ECLI:NL:HR:2020:423

Hoge Raad

Datum uitspraak
13 maart 2020
Publicatiedatum
12 maart 2020
Zaaknummer
19/04147
Instantie
Hoge Raad
Type
Uitspraak
Rechtsgebied
Bestuursrecht; Belastingrecht
Procedures
  • Cassatie
Vindplaatsen
  • Rechtspraak.nl
AI samenvatting door LexboostAutomatisch gegenereerd

Niet-ontvankelijkheid van het beroep in cassatie wegens niet tijdige betaling van griffierecht

In deze zaak heeft de Hoge Raad op 13 maart 2020 uitspraak gedaan in het beroep in cassatie van [X] te [Z] tegen het College van Burgemeester en Wethouders van de Gemeente Eindhoven. Het beroep in cassatie was gericht tegen een uitspraak van het Gerechtshof 's-Hertogenbosch van 30 augustus 2019, waarin een naheffingsaanslag in de parkeerbelasting aan belanghebbende was opgelegd. De Hoge Raad heeft de ontvankelijkheid van het beroep in cassatie beoordeeld en vastgesteld dat belanghebbende niet tijdig het verschuldigde griffierecht heeft betaald. De griffier van de Hoge Raad had belanghebbende op 24 december 2019 gewezen op de verplichting tot betaling van het griffierecht en een termijn van vier weken gesteld. Ondanks deze waarschuwing is het griffierecht niet voldaan. De gemachtigde van belanghebbende heeft in een brief van 1 februari 2020 geen overtuigende redenen aangevoerd waarom het griffierecht niet tijdig was betaald. Hierdoor concludeerde de Hoge Raad dat belanghebbende in verzuim was en dat het beroep in cassatie op grond van artikel 8:41, lid 6, van de Algemene wet bestuursrecht (Awb) niet-ontvankelijk moest worden verklaard. De Hoge Raad heeft geen aanleiding gezien om een veroordeling in de proceskosten uit te spreken. Het arrest is gewezen door de raadsheer J. Wortel als voorzitter, en de raadsheren A.F.M.Q. Beukers-van Dooren en P.A.G.M. Cools, en is openbaar uitgesproken op 13 maart 2020.

Uitspraak

HOGE RAAD DER NEDERLANDEN
BELASTINGKAMER
Nummer19/04147
Datum13 maart 2020
ARREST
in de zaak van
[X] te [Z] (hierna: belanghebbende)
tegen
het COLLEGE VAN BURGEMEESTER EN WETHOUDERS VAN DE GEMEENTE EINDHOVEN
op het beroep in cassatie tegen de uitspraak van het Gerechtshof ‘s-Hertogenbosch van 30 augustus 2019, nr. 19/00016, betreffende een aan belanghebbende opgelegde naheffingsaanslag in de parkeerbelasting.

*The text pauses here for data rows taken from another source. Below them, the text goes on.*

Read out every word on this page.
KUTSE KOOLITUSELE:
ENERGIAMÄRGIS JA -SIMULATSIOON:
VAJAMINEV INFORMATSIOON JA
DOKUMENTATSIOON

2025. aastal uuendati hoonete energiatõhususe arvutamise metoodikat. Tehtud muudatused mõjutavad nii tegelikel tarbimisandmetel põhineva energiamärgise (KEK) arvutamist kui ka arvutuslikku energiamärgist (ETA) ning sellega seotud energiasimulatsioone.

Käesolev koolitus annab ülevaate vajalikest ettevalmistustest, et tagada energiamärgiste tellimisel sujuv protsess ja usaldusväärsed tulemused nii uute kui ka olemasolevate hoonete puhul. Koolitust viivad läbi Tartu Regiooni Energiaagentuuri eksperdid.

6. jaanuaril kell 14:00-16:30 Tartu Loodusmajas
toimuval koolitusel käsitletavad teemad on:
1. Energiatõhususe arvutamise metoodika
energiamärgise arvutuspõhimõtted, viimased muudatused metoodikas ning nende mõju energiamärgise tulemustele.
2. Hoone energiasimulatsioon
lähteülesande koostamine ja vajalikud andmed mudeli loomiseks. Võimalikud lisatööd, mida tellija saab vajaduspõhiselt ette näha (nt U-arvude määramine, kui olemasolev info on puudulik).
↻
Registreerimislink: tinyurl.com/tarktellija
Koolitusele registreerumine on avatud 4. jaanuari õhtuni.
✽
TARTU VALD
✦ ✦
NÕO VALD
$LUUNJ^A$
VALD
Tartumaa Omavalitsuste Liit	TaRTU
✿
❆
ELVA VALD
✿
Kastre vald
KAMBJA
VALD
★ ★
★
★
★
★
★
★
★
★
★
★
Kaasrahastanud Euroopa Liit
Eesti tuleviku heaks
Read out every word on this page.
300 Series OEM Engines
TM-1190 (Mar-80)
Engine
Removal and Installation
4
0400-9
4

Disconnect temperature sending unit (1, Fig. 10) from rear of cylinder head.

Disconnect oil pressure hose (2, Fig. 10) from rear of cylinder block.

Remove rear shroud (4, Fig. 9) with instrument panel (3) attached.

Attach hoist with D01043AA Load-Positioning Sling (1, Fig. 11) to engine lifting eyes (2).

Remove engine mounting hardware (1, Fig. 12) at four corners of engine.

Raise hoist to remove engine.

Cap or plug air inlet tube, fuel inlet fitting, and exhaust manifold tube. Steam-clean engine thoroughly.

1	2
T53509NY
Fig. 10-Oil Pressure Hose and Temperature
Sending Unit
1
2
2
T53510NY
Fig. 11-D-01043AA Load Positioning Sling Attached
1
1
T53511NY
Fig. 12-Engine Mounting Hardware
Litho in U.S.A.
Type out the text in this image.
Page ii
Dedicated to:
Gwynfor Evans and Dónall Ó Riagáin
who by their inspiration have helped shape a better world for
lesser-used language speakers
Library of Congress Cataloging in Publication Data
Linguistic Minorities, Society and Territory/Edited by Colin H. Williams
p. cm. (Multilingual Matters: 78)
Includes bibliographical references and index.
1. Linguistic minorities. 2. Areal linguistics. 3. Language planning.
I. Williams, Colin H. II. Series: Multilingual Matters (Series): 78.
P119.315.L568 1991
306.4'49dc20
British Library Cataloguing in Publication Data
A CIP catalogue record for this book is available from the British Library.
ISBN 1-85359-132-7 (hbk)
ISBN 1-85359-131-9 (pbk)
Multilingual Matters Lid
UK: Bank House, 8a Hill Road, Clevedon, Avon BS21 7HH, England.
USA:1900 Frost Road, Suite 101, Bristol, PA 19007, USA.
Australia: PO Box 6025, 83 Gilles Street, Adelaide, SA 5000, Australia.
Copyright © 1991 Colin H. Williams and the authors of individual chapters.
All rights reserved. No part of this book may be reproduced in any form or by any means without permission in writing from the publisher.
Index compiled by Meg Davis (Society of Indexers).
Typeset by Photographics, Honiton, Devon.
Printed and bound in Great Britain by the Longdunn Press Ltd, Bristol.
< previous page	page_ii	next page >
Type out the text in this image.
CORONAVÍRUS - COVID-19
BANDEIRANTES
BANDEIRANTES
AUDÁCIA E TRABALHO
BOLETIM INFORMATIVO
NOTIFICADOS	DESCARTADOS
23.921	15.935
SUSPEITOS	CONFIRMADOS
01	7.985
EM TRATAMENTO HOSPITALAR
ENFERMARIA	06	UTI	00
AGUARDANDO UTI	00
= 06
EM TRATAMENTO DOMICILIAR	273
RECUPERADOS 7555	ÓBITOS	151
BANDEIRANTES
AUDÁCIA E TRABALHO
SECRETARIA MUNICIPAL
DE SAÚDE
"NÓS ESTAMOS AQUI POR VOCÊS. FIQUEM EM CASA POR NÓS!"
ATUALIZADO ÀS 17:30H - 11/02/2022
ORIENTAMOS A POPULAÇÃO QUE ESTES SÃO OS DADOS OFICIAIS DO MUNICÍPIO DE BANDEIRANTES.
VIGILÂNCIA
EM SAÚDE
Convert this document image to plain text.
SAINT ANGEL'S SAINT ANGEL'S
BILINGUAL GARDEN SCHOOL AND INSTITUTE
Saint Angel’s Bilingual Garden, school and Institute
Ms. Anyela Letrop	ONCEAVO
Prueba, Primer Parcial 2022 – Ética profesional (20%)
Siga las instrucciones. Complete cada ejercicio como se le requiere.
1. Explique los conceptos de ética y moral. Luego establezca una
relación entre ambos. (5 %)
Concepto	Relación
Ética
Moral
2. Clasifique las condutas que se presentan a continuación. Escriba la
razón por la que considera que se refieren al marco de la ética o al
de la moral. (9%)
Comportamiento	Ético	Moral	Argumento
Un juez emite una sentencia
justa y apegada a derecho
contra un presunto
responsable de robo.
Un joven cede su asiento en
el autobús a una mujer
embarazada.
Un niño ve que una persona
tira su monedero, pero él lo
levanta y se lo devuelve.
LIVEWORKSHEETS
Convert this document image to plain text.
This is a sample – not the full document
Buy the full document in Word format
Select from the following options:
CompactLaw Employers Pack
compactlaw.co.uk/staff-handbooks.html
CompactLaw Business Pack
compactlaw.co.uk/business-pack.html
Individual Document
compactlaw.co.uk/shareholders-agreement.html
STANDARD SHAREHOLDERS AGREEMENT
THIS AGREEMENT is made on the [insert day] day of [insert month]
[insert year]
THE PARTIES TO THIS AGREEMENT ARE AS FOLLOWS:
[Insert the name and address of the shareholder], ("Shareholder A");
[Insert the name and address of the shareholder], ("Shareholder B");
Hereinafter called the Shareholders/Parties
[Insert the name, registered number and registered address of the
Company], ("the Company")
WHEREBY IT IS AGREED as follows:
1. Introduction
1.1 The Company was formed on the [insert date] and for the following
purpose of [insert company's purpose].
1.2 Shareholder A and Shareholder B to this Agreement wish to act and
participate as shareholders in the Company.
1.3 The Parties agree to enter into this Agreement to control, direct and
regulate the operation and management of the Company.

1.Beoordeling van de ontvankelijkheid van het beroep in cassatie

De griffier van de Hoge Raad heeft belanghebbende bij aangetekende brief van 24 december 2019 gewezen op de verschuldigdheid van griffierecht en voor de betaling daarvan een termijn van vier weken gesteld. Deze brief is volgens de gegevens van Track&Trace van PostNL afgeleverd op het door de gemachtigde van belanghebbende opgegeven adres. Het griffierecht is niet voldaan.
De griffier van de Hoge Raad heeft belanghebbende bij brief van 27 januari 2020 in de gelegenheid gesteld mee te delen waarom het griffierecht niet tijdig is betaald. Hetgeen de gemachtigde van belanghebbende in de brief van 1 februari 2020 aanvoert, vormt geen grond voor het oordeel dat belanghebbende niet in verzuim is geweest.
Het beroep in cassatie moet daarom op grond van artikel 8:41, lid 6, Awb niet-ontvankelijk worden verklaard.

2.Proceskosten

De Hoge Raad ziet geen aanleiding voor een veroordeling in de proceskosten.

3.Beslissing

De Hoge Raad verklaart het beroep in cassatie niet-ontvankelijk.
Dit arrest is gewezen door de raadsheer J. Wortel als voorzitter, en de raadsheren A.F.M.Q. Beukers-van Dooren en P.A.G.M. Cools, in tegenwoordigheid van de waarnemend griffier F. Treuren, en in het openbaar uitgesproken op 13 maart 2020.